Heures supplémentaires

Les centres de gestion n'ont pas ménagé non plus leurs efforts, ce qui s'est traduit par des heures supplémentaires. Il a fallu augmenter le nombre d’expertises en deuxième lecture, c’est-à-dire augmenter le nombre de dossiers lus par chacun des deuxièmes lecteurs grâce à des vacations additionnelles. Des deuxièmes lecteurs ont dû être recrutés dans certains départements, en raison de l’afflux des mammographies.

Pour le cancer colorectal, les professionnels et la population ont aussi été sensibilisés par le biais de communiqués, en relation avec l’Assurance-maladie, l’Agence régionale de santé (ARS) et l’Institut national du cancer (INCa). Des déclarations officielles ont contribué à rassurer les patients à propos des conditions du dépistage. Les médecins ont aussi été sensibilisés vis-à-vis du respect des mesures barrières dans les centres d’imagerie afin d'inciter les patients à se faire dépister. Le laboratoire qui lit les tests (Cerba) a également été mis à contribution.

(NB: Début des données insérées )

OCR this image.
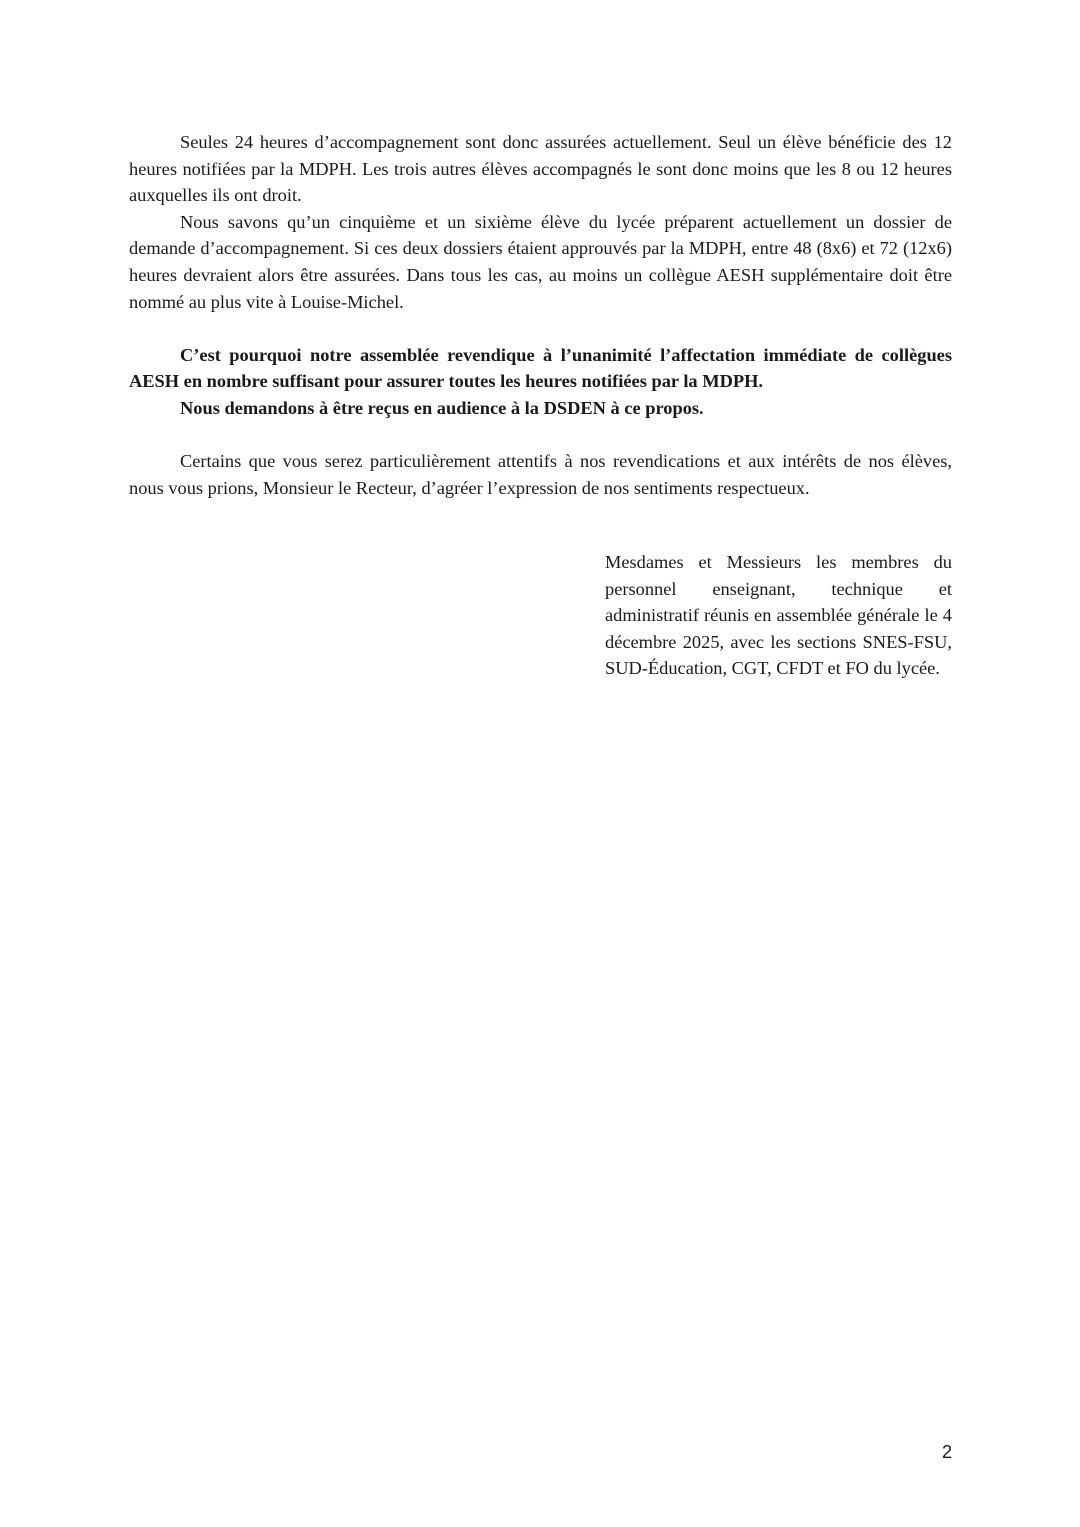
Seules 24 heures d’accompagnement sont donc assurées actuellement. Seul un élève bénéficie des 12 heures notifiées par la MDPH. Les trois autres élèves accompagnés le sont donc moins que les 8 ou 12 heures auxquelles ils ont droit.

Nous savons qu’un cinquième et un sixième élève du lycée préparent actuellement un dossier de demande d’accompagnement. Si ces deux dossiers étaient approuvés par la MDPH, entre 48 (8x6) et 72 (12x6) heures devraient alors être assurées. Dans tous les cas, au moins un collègue AESH supplémentaire doit être nommé au plus vite à Louise-Michel.

C’est pourquoi notre assemblée revendique à l’unanimité l’affectation immédiate de collègues AESH en nombre suffisant pour assurer toutes les heures notifiées par la MDPH.

Nous demandons à être reçus en audience à la DSDEN à ce propos.

Certains que vous serez particulièrement attentifs à nos revendications et aux intérêts de nos élèves, nous vous prions, Monsieur le Recteur, d’agréer l’expression de nos sentiments respectueux.

Mesdames et Messieurs les membres du personnel enseignant, technique et administratif réunis en assemblée générale le 4 décembre 2025, avec les sections SNES-FSU, SUD-Éducation, CGT, CFDT et FO du lycée.

2
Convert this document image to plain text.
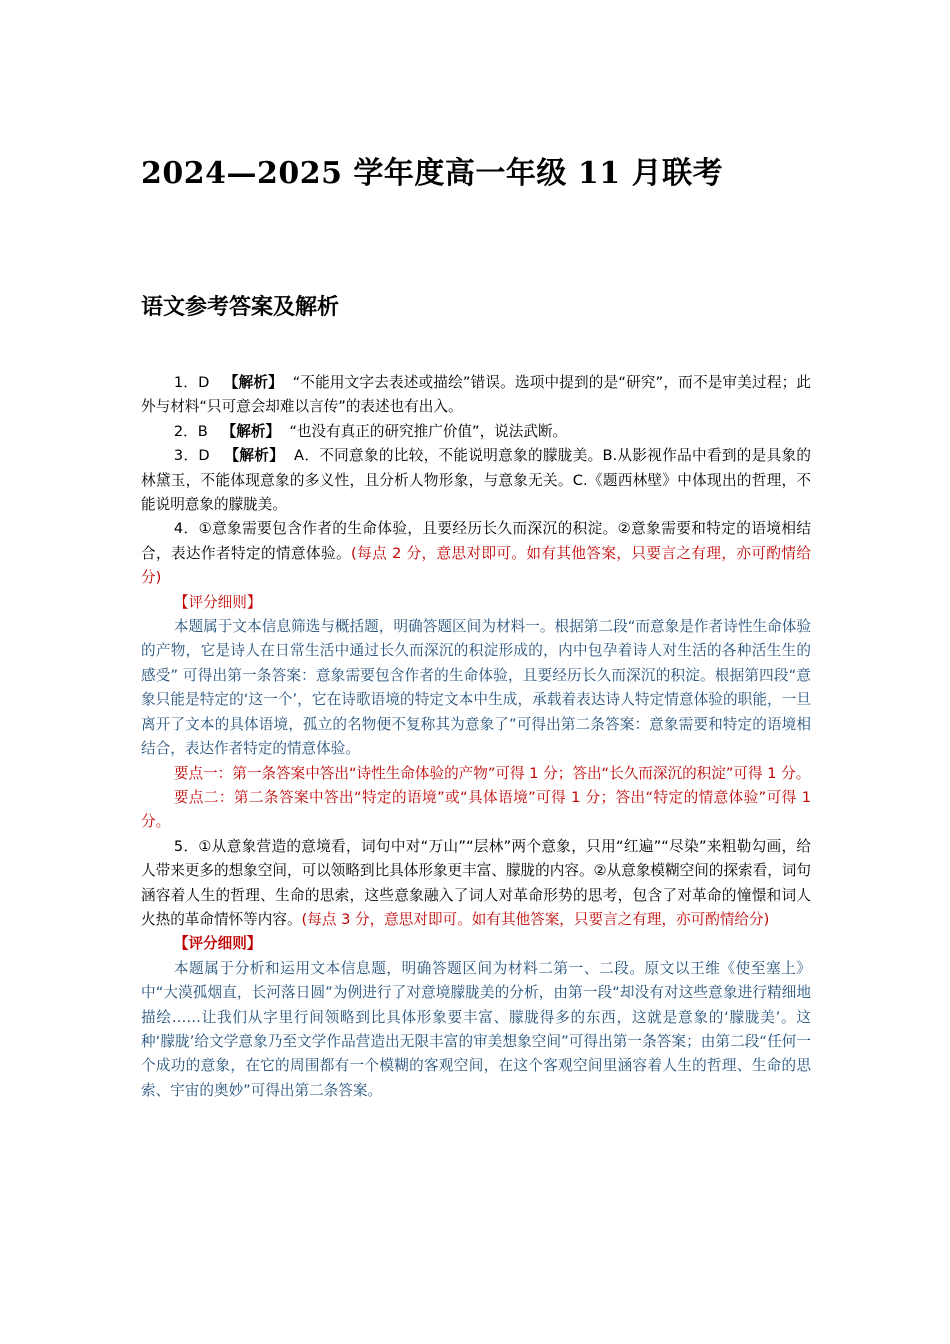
2024—2025 学年度高一年级 11 月联考
语文参考答案及解析

1．D 【解析】 “不能用文字去表述或描绘”错误。选项中提到的是“研究”，而不是审美过程；此外与材料“只可意会却难以言传”的表述也有出入。

2．B 【解析】 “也没有真正的研究推广价值”，说法武断。

3．D 【解析】 A．不同意象的比较，不能说明意象的朦胧美。B.从影视作品中看到的是具象的林黛玉，不能体现意象的多义性，且分析人物形象，与意象无关。C.《题西林壁》中体现出的哲理，不能说明意象的朦胧美。

4．①意象需要包含作者的生命体验，且要经历长久而深沉的积淀。②意象需要和特定的语境相结合，表达作者特定的情意体验。(每点 2 分，意思对即可。如有其他答案，只要言之有理，亦可酌情给分)

【评分细则】

本题属于文本信息筛选与概括题，明确答题区间为材料一。根据第二段“而意象是作者诗性生命体验的产物，它是诗人在日常生活中通过长久而深沉的积淀形成的，内中包孕着诗人对生活的各种活生生的感受” 可得出第一条答案：意象需要包含作者的生命体验，且要经历长久而深沉的积淀。根据第四段“意象只能是特定的‘这一个’，它在诗歌语境的特定文本中生成，承载着表达诗人特定情意体验的职能，一旦离开了文本的具体语境，孤立的名物便不复称其为意象了”可得出第二条答案：意象需要和特定的语境相结合，表达作者特定的情意体验。

要点一：第一条答案中答出“诗性生命体验的产物”可得 1 分；答出“长久而深沉的积淀”可得 1 分。

要点二：第二条答案中答出“特定的语境”或“具体语境”可得 1 分；答出“特定的情意体验”可得 1 分。

5．①从意象营造的意境看，词句中对“万山”“层林”两个意象，只用“红遍”“尽染”来粗勒勾画，给人带来更多的想象空间，可以领略到比具体形象更丰富、朦胧的内容。②从意象模糊空间的探索看，词句涵容着人生的哲理、生命的思索，这些意象融入了词人对革命形势的思考，包含了对革命的憧憬和词人火热的革命情怀等内容。(每点 3 分，意思对即可。如有其他答案，只要言之有理，亦可酌情给分)

【评分细则】

本题属于分析和运用文本信息题，明确答题区间为材料二第一、二段。原文以王维《使至塞上》中“大漠孤烟直，长河落日圆”为例进行了对意境朦胧美的分析，由第一段“却没有对这些意象进行精细地描绘……让我们从字里行间领略到比具体形象要丰富、朦胧得多的东西，这就是意象的‘朦胧美’。这种‘朦胧’给文学意象乃至文学作品营造出无限丰富的审美想象空间”可得出第一条答案；由第二段“任何一个成功的意象，在它的周围都有一个模糊的客观空间，在这个客观空间里涵容着人生的哲理、生命的思索、宇宙的奥妙”可得出第二条答案。
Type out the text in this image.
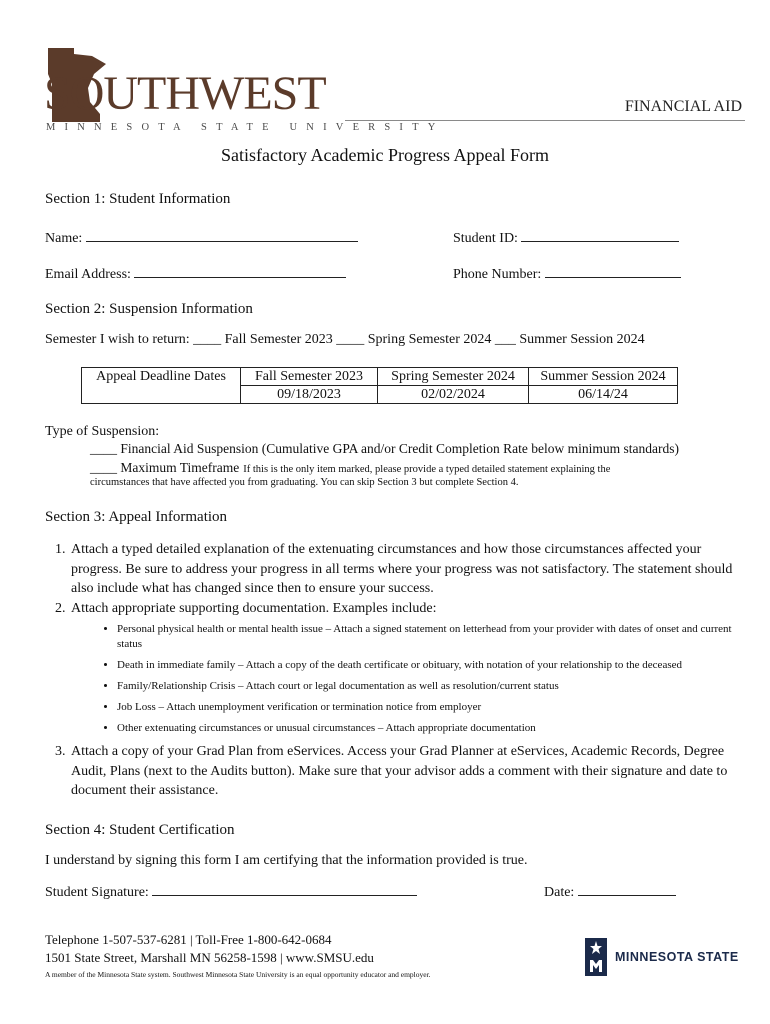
SOUTHWEST
MINNESOTA STATE UNIVERSITY
FINANCIAL AID
Satisfactory Academic Progress Appeal Form
Section 1: Student Information
Name:	Student ID:
Email Address:	Phone Number:
Section 2: Suspension Information
Semester I wish to return: ____ Fall Semester 2023 ____ Spring Semester 2024 ___ Summer Session 2024
Appeal Deadline Dates	Fall Semester 2023	Spring Semester 2024	Summer Session 2024
	09/18/2023	02/02/2024	06/14/24
Type of Suspension:
____ Financial Aid Suspension (Cumulative GPA and/or Credit Completion Rate below minimum standards)
____ Maximum Timeframe If this is the only item marked, please provide a typed detailed statement explaining the
circumstances that have affected you from graduating. You can skip Section 3 but complete Section 4.
Section 3: Appeal Information
1. Attach a typed detailed explanation of the extenuating circumstances and how those circumstances affected your progress. Be sure to address your progress in all terms where your progress was not satisfactory. The statement should also include what has changed since then to ensure your success.
2. Attach appropriate supporting documentation. Examples include:
• Personal physical health or mental health issue – Attach a signed statement on letterhead from your provider with dates of onset and current status
• Death in immediate family – Attach a copy of the death certificate or obituary, with notation of your relationship to the deceased
• Family/Relationship Crisis – Attach court or legal documentation as well as resolution/current status
• Job Loss – Attach unemployment verification or termination notice from employer
• Other extenuating circumstances or unusual circumstances – Attach appropriate documentation
3. Attach a copy of your Grad Plan from eServices. Access your Grad Planner at eServices, Academic Records, Degree Audit, Plans (next to the Audits button). Make sure that your advisor adds a comment with their signature and date to document their assistance.
Section 4: Student Certification
I understand by signing this form I am certifying that the information provided is true.
Student Signature:	Date:
Telephone 1-507-537-6281 | Toll-Free 1-800-642-0684
1501 State Street, Marshall MN 56258-1598 | www.SMSU.edu
A member of the Minnesota State system. Southwest Minnesota State University is an equal opportunity educator and employer.
MINNESOTA STATE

Autant d’efforts qui ont permis l’obtention de résultats chiffrés presque équivalents à ceux de 2019. Néanmoins, il faudra évaluer dans quelques années le retentissement du retard constaté dans le dépistage du cancer du côlon et du sein en 2020. Ainsi que celui du retard dans l’accès aux examens diagnostiques lors du premier confinement. Et enfin, celui du délai augmenté pour la prise en charge et le traitement. « Nous suivons cela de façon très étroite mais pour l’instant, il est beaucoup trop tôt pour en tirer des conclusions », estime le Dr Deghaye.